Improving Learning in Ghana: Right Approach Matters
Ghana has made great strides to improve its education system in the past decades, with near-universal primary school enrolment and equal access to schooling between boys and girls. However, as in many other developing countries, the quality of education is still a critical challenge. In a 2016 assessment, 45% and 30% of 4th graders could not meet minimum standards in mathematics and English.
Better-quality learning in schools can increase equality and have a major effect on the country’s overall development, but decision-makers need quality evidence for discussions on how to spend the limited resources at their disposal. With many areas competing for public investment, which policies would do the most good for every cedi?
Ghana Priorities, a collaboration between the National Development Planning Commission and the award-winning think tank Copenhagen Consensus, united 28 teams of economists around the common goal of examining over 80 initiatives to identify the most cost-effective solutions for the country. Over the last year, the researchers have been examining initiatives in a variety of areas ranging from health care to sanitation to find which would do the most good for each cedi spent in economic, social and environmental terms.
As a part of this project, Festus Ebo Turkson and Priscilla Twumasi Baffour from the University of Ghana and Brad Wong of Copenhagen Consensus studied two interventions designed to improve learning levels in Ghanaian schools: an expansion of Ghana’s School Feeding Program (GSFP), and a pedagogical approach called ‘Teaching at the Right Level’.
GSFP was first implemented in 10 schools in 2005 but has since then expanded significantly and today provides one hot meal to 2.8 million children, or 61% of students in public basic school. Children in communities with school feeding have experienced improvements in learning levels and test scores, as well as increased height and weight.
The researchers studied an expansion of the program to 70% of students, approximately 383,000 more children. This expansion would have a total cost of GH¢ 110 million per year, including the cost of food, preparation and logistics, and increased time at school for students and teachers. They found that the intervention wouldn’t have a high impact on over all school enrolment, thanks to Ghana’s already near-universal levels of enrolment. However, it would increase learning, especially for two vulnerable sub-groups: children from households below the poverty line and girls. Improved nutrition would lead to increased lifetime productivity and wages and an improvement in nutritional status and health beyond learning impacts. Overall, the intervention could increase incomes among the beneficiary population by roughly GH¢ 2,300 per student over their lifetimes. The total benefits of this intervention equal GH¢ 526 million per year, nearly five times the original investment.

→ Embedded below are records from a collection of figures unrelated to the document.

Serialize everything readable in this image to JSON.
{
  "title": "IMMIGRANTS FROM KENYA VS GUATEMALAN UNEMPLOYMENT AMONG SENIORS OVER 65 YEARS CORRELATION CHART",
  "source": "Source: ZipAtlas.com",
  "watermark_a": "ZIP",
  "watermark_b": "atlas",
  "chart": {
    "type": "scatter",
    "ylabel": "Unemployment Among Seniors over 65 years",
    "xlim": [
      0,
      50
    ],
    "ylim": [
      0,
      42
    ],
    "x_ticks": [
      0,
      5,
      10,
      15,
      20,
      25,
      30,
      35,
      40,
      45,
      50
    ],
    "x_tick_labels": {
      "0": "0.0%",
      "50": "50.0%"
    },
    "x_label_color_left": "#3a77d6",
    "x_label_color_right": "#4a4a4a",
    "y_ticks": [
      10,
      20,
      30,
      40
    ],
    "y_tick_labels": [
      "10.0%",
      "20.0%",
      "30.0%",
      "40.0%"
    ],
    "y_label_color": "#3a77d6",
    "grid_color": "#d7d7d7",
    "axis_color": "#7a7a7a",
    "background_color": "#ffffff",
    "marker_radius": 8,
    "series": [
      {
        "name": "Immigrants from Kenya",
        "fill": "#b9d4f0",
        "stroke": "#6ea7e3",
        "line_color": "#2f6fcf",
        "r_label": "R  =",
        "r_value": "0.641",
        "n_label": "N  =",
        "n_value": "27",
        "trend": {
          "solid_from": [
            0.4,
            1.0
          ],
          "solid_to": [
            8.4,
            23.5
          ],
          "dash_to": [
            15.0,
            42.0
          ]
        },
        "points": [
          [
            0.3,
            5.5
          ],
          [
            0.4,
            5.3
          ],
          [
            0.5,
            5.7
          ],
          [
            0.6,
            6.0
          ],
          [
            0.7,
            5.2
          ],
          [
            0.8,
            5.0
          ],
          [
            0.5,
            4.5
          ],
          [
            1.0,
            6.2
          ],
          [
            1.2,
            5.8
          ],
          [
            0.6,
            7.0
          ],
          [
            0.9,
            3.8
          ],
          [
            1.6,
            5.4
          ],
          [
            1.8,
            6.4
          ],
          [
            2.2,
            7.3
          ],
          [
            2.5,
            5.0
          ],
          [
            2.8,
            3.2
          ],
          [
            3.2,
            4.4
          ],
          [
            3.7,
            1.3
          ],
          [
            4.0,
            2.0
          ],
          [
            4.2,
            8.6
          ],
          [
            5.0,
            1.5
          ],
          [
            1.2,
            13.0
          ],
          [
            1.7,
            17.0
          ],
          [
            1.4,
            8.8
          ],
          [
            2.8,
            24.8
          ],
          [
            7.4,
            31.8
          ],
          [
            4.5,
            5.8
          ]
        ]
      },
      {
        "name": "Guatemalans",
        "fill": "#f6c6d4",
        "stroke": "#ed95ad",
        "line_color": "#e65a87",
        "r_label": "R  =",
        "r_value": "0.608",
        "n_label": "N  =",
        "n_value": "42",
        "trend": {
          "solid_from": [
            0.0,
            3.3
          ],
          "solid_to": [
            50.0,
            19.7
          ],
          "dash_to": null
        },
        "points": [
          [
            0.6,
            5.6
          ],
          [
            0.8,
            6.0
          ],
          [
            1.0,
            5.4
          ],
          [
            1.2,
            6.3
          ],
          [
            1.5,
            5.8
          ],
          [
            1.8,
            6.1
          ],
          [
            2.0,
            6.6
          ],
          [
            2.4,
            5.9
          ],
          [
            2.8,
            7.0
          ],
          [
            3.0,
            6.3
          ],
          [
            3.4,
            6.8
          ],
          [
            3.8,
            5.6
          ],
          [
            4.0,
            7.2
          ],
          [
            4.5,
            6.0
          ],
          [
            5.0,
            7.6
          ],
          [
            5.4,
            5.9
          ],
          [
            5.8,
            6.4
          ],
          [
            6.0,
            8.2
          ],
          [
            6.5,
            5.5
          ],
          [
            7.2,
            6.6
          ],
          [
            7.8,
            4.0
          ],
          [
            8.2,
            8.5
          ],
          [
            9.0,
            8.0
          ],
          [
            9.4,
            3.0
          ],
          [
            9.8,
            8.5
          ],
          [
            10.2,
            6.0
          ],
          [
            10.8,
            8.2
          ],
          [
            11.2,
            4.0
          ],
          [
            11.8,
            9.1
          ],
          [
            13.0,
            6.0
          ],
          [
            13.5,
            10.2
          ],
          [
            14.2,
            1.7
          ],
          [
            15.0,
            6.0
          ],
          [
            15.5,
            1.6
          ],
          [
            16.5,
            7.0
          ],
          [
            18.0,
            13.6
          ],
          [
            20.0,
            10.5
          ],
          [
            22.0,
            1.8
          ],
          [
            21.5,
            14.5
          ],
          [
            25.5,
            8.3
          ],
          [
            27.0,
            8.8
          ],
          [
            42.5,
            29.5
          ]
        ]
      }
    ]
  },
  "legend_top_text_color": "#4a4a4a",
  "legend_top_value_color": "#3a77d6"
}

‘Teaching at the Right Level’ (TaRL) targets instruction to the specific learning needs of children by splitting them into class groups based on learning levels rather than age, for one or two hours per day. Two forms of TaRL were assessed in this study, one involving all students in grades 1-3 and another focused only on weaker students. The first option could be delivered by public school teachers to 50% of students in grades 1-3 for a total social cost of GH¢ 87 million per year, consisting mainly of training for teachers, materials and monitoring. As a result, the intervention would provide a modest learning boost to all students worth 1.5% of earnings over their lives, or roughly GH¢ 1040. The total social benefits of TaRL for all students are over GH¢ 700 million per year, and every cedi spent on this intervention would generate social benefits worth eight cedis.
Another option is to perform the same intervention with a greater focus on weaker students, using teaching community assistants to assist regular teachers. This would be costlier per student — at the same price, it would reach 520,000 students in grades 1-3, nearly covering all of those who did not meet minimum learning standards.. However, the intervention would provide a larger learning improvement for weaker students and increase their earnings by 2.6% over their lifetime, worth GH¢ 1,775. In total, this intervention would generate social benefits worth GH¢ 520 million each year, six times more than the original investment.
Out of these interventions, broad-based TaRL provides the largest benefits to society, but the alternative targeted at weaker students results in higher average gains and could help reduce wage inequality in the future. With school feeding, in turn, a disproportionate share of the benefits are experienced by girls and children from poor households. Adopting this intervention would make Ghanaian society lose out on GH¢ 200 million of potential benefits per year, but policymakers may deem the equity gains for vulnerable populations to be worth it.